Operative Obstetrics
Poster Session 1
Yael Zamir, MD
Mayanei Hayeshua Medical Center
Bnei Brak, HaMerkaz, Israel
Tzuria Peled, MD (she/her/hers)
Dr, OBGYN, SZMC
Shaare Zedek Medical Center, Hebrew University of Jerusalem
Jerusalem, Yerushalayim, Israel
Hila Hochler, MD
Department of obstetrics and gynecology, Hadassah Mount-scopus, Jerusalem
Hadassah Medical Center
Jerusalem, Yerushalayim, Israel
Ari Weiss, MD, MPH (he/him/his)
Shaare Zedek Medical Center, Hebrew University of Jerusalem
Jerusalem, Yerushalayim, Israel
Michal Lipschuetz, PhD
Hadassah Medical Center
Jerusalem, Yerushalayim, Israel
Eran Ashwal, MD
Clinical Fellow
McMaster University
North York, Tel Aviv, Canada
Hen Y. Sela, MD
Director maternity department D
Shaare Zedek Medical Center, affiliated with the Hebrew University Hadassah School of Medicine
Jerusalem, Israel, Israel
Sorina Grisaru-Granovsky, MD, PhD
Shaare Zedek Medical Center, Hebrew University of Jerusalem
Jerusalem, Yerushalayim, Israel
Misgav Rottenstreich, MBA, MD (he/him/his)
Clinical Fellow
McMaster University
Hamilton, ON, Canada
Trial of labor after cesarean (TOLAC) after two cesarean deliveries (CDs) is linked to a lower success rate of vaginal delivery and higher rates of adverse obstetrical outcomes compared to TOLAC after one previous cesarean. We aimed to investigate the factors associated with failed TOLAC among women with two previous CDs.
Study Design:
We conducted a multicenter retrospective cohort study, which included all women with singleton pregnancies 34-42 weeks attempting TOLAC after two previous CDs between the years 2003 and 2021 from four large university affiliated medical center in Israel accounted for approximately 25% of all deliveries in the country. We compared labor, maternal, and neonatal characteristics between women with failed TOLAC and those with successful TOLAC. Univariate analysis was initially performed, followed by multivariable analysis (adjusted odds ratios [aORs]; [95% CI]).
Results:
The study included a total of 1181 women attempting TOLAC after two previous CDs. Among these cases, vaginal birth after cesarean was achieved in 973 (82.4%).

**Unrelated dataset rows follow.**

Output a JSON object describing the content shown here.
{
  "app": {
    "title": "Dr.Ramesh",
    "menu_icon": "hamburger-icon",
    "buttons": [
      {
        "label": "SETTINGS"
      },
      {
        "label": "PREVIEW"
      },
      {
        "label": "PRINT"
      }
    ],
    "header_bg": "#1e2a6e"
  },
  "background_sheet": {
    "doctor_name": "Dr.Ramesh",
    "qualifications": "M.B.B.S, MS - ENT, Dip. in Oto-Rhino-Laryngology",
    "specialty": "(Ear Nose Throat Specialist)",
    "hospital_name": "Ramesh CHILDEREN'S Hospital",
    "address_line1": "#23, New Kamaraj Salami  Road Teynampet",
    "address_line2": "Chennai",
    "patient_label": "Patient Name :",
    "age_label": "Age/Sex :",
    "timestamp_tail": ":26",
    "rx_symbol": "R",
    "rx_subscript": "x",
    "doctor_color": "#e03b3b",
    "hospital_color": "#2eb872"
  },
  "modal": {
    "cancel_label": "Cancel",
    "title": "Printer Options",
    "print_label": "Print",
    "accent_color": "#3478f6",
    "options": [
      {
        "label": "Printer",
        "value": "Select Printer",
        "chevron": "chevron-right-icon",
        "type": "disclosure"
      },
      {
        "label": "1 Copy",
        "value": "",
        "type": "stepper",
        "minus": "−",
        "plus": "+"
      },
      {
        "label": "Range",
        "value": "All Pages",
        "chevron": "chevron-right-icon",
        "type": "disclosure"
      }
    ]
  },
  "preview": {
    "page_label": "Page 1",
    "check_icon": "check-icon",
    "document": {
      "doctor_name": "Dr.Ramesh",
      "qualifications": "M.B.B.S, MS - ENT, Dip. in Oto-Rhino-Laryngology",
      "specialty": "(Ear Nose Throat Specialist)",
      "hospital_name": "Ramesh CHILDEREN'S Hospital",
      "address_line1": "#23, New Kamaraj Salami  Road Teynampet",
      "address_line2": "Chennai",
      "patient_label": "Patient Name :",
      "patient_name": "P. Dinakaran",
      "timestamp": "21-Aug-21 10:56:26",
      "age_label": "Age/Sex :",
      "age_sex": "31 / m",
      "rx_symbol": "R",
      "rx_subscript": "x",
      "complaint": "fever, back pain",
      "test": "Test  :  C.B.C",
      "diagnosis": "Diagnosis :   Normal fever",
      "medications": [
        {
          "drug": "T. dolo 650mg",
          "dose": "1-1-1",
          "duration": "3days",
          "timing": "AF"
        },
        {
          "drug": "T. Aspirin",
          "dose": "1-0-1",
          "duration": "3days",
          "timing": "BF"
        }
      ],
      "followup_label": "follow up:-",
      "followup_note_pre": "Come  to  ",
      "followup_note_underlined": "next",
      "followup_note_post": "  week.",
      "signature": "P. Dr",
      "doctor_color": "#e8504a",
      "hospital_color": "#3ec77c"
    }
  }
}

Several factors were found to be associated with failed TOLAC, including longer inter-pregnancy and inter-delivery intervals, lower gravidity and parity, lower rates of previous successful vaginal delivery, smoking, earlier gestational age at delivery, preterm delivery (34- 37 gestational weeks), lower cervical dilation on admission, non-use of epidural, and smaller neonatal birthweight. Our multivariable model revealed that preterm delivery (aOR=3.79, 95% CI 1.37-10.47) and cervical dilation on admission of labor < 3 cm (aOR=2.58, 95% CI 1.47-4.54) were associated with higher odds of failed TOLAC.
Conclusion: In the investigated population of women with two previous CDs undergoing TOLAC, admission at active labor at term may elevate the chances of successful TOLAC and reduce the risk of repeated cesarean delivery.